The delicate and modest sensitive mimosa (Mimosa pudica) folds its pinnate leaves together at the slightest touch.
The seeds of Mimosa scabrella, a DMT-containing species.
Mimosa scabrella Benth.—bracaatinga
The bark of this small tree contains N,N-DMT, MMT, N-formyl-MMT, and 2-methyl-1,2,3,4-tetrahydro-β-carboline—i.e., both psychedelic tryptamines and MAO-inhibiting β-carbolines. The bark presumably is suitable for making ayahuasca analogs. No traditional psychoactive use is known.
Mimosa verrucosa Benth.
This species is rumored to be psychoactive or hallucinogenic (Schultes and Farnsworth 1982, 188*). However, there are no chemical analyses of or detailed reports about any possible use of the plant.
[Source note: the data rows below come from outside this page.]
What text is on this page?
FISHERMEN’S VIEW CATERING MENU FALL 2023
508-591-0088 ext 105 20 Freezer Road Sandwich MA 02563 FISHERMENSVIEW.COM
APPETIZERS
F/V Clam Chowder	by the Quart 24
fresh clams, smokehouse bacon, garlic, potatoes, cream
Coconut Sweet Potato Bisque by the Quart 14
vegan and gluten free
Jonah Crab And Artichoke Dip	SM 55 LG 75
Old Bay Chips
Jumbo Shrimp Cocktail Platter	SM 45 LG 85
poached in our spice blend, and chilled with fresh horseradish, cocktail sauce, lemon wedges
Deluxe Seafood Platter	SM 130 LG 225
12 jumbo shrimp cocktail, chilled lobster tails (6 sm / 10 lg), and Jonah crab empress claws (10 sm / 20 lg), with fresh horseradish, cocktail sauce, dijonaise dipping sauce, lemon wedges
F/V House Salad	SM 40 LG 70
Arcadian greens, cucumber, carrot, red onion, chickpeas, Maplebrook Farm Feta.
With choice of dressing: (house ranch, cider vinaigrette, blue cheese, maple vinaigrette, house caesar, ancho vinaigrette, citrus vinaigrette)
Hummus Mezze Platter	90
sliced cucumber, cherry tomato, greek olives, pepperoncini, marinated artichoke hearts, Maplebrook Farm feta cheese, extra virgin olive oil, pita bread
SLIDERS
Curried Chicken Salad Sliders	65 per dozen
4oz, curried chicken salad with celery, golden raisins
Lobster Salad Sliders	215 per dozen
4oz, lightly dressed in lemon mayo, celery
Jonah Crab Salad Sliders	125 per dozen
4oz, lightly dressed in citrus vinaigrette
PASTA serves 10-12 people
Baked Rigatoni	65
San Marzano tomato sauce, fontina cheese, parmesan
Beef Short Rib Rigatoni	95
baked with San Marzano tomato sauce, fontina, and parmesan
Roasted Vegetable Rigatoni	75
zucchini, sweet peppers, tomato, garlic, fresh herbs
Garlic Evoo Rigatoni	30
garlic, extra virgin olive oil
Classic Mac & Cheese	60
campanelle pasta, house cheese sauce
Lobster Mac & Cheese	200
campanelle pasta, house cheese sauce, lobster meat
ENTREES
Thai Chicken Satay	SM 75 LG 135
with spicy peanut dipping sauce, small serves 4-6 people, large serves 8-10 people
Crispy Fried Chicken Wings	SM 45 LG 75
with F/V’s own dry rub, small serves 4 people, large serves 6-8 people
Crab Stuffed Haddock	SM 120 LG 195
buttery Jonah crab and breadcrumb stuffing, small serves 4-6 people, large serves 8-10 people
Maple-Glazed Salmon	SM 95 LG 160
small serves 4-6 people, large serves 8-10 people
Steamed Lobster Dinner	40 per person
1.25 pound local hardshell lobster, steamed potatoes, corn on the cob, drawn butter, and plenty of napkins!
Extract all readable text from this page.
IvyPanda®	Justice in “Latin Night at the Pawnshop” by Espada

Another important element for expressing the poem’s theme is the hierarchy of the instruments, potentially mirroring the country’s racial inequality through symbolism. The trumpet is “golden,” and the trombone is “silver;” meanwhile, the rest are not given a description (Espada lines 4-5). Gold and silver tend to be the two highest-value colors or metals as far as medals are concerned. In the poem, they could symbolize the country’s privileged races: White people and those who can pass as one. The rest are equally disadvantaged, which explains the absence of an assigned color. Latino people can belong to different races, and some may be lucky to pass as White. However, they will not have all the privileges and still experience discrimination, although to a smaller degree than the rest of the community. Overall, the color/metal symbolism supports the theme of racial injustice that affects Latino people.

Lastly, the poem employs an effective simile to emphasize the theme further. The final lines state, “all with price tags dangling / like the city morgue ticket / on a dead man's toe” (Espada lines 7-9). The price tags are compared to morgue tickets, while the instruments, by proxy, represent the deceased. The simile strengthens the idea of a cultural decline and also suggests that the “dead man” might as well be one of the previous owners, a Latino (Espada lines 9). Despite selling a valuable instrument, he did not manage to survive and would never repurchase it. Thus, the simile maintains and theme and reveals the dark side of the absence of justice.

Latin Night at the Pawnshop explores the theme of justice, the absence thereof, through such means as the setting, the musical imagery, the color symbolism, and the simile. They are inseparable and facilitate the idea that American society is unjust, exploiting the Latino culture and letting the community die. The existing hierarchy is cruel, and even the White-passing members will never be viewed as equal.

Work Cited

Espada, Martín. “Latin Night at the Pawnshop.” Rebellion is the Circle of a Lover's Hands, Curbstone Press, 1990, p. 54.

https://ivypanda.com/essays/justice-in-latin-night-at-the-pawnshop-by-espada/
There appears to be a number of mimosas that may be of chemical interest and may possibly be suitable as sources of N,N-DMT for other ayahuasca analogs. There also appears to be a variety of species that are smoked as marijuana substitutes (cf. Cannabis indica) in Central America.
See also the entries for Mimosa tenuiflora, ayahuasca analogs, β-carbolines, and N,N-DMT.
Englert, Jürgen, Yulin Jiang, Pierre Cabalion, Ali Oulad-Ali, and Robert Anton. 1994. C-glycosylflavones from aerial parts of Mimosa pudica. Planta Medica 60:194.